XIX foi criado por visionários na sua maioria descendentes germânicos, muito
próximo aquele local a Colônia do Alto Jaqui. Não Me Toque mesmo deixando de
ser de seu Possidônio jamais deixou de existir, pois este nome continuou a ser
tratado com grande carinho pelos nossos valorosos desbravadores. Ainda durante
os primeiros anos do séc. XX residia na antiga sede uma filha de Possidônio e
Plassidina de nome Ambrosina Vargas, que era casada com major maragato Elesbão
Martins, este filho de José Fidelis Martins e Meringelda Corrêa. Elesbão e
Ambrosina tiveram como filhos talvez entre outros, Ipólito, Amazilia, Dinarte, Antônio,
Pedro, Pedrina, Amélia e Acólia. Acólia casou-se com o poeta e escritor
Clemenciano Barnasque, escritor entre outras importantes obras, “As Efemérides
Riograndenses”, após o casamento Clemenciano e Acólia passaram a residir em São
Sepé. Posteriormente transferindo-se para Porto Alegre.
Mas o acontecimento
que talvez mais entristeceu Elesbão e Ambrosina, fazendo com que vendessem o
restante da fazenda de seu Possidônio que lhes coube por herança e
transferindo-se para Carazinho, foi a questão da filha Amélia, menina moça
ainda tão cheia de sonhos, haver perdido a vida, quando no dia 2 de novembro do
início do séc. XX, data esta consagrada aos mortos, ao transitar pelo interior
do cemitério de Não Me Toque, ostentando um belíssimo conjunto com saia ornamentada
com goma, usando-se para isso além de uma pequena quantidade de amido, também
álcool. Assim, ao passar por algumas velas acesas, foi então a extrovertida
garota, acidentalmente colhida pelas chamas, quando ao destruir suas vestes,
queimando-a totalmente. Acontecido isto, a belíssima e faceira Amélia em
profundo desespero, veio a falecer nas entranhas do aludido cemitério em dia de
finados.
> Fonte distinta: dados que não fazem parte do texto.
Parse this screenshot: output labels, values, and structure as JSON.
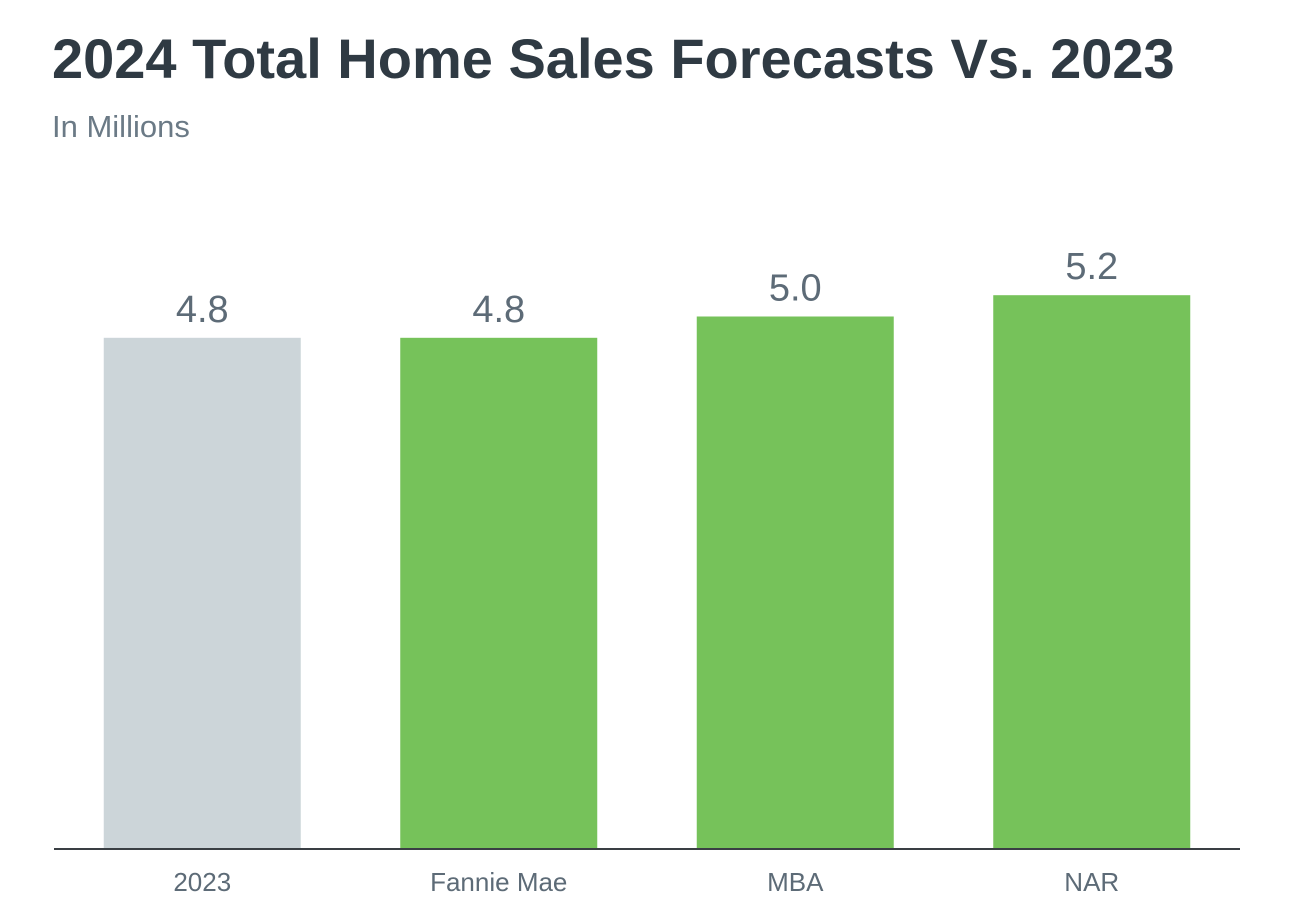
{
  "chart_data": {
    "type": "bar",
    "title": "2024 Total Home Sales Forecasts Vs. 2023",
    "subtitle": "In Millions",
    "categories": [
      "2023",
      "Fannie Mae",
      "MBA",
      "NAR"
    ],
    "values": [
      4.8,
      4.8,
      5.0,
      5.2
    ],
    "value_labels": [
      "4.8",
      "4.8",
      "5.0",
      "5.2"
    ],
    "colors": [
      "#ccd5d9",
      "#76c25a",
      "#76c25a",
      "#76c25a"
    ],
    "axis_color": "#3a3f44",
    "xlabel": "",
    "ylabel": "",
    "ylim": [
      0,
      7.7
    ],
    "grid": false,
    "legend": "none"
  }
}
Também segundo a tradição nos conta, um atento campeiro ao chegar
naquele momento para também acender velas, mas ao constatar o trágico
acontecimento, tomou o corpo de Amélia completamente queimado e nu,
envolvendo-o em seu luxuoso pala, para efetuar o translado até sua casa onde
ela nascera e passara sua infância.
No dia seguinte, o
corpo da jovem Amélia Vargas Martins, transportado em uma carrocinha, puxada
por uma parelha de cavalos e acompanhadas por muitos cavaleiros e por senhoras
e senhoritas andando a pé, voltava para ser sepultado em outro cemitério, localizado hoje entre as cidade de Não Me Toque e Carazinho.
Foi a partir de quando
Elesbão e Ambrosina já idosos e profundamente desgostosos, transferiram-se
definitivamente para o povoado de Carazinho, passando a residir onde situa-se
hoje a vila Santo Antônio, onde alguns anos depois faleceram.
A Colônia do Alto
Jaqui muito prosperou, conseqüentemente o povoado de Não Me Toque também, com a
emancipação de Carazinho em 24 de janeiro de 1931, passou a integrar este
município na condição de segundo distrito, emancipando-se em 28 de fevereiro de
1955. Assim, tornou-se cidade prospera, hospitaleira, habitada por gente de
diversas origens ou nacionalidades.
Hoje em pleno séc.
XXI, ninguém mais fala que um dia esta querência já foi denominada popularmente
como “Não Me Toque de Seu Possidônio” ou por alguns até como “Não Me Toque do
velho Possidônio”. Os tempos mudaram, mas os rumos continuam sendo os mesmos,
quando a promissora terra e prospera cidade continua ser cada vez mais rica e
hospitaleira, tornando-se cada vez mais Não Me Toque.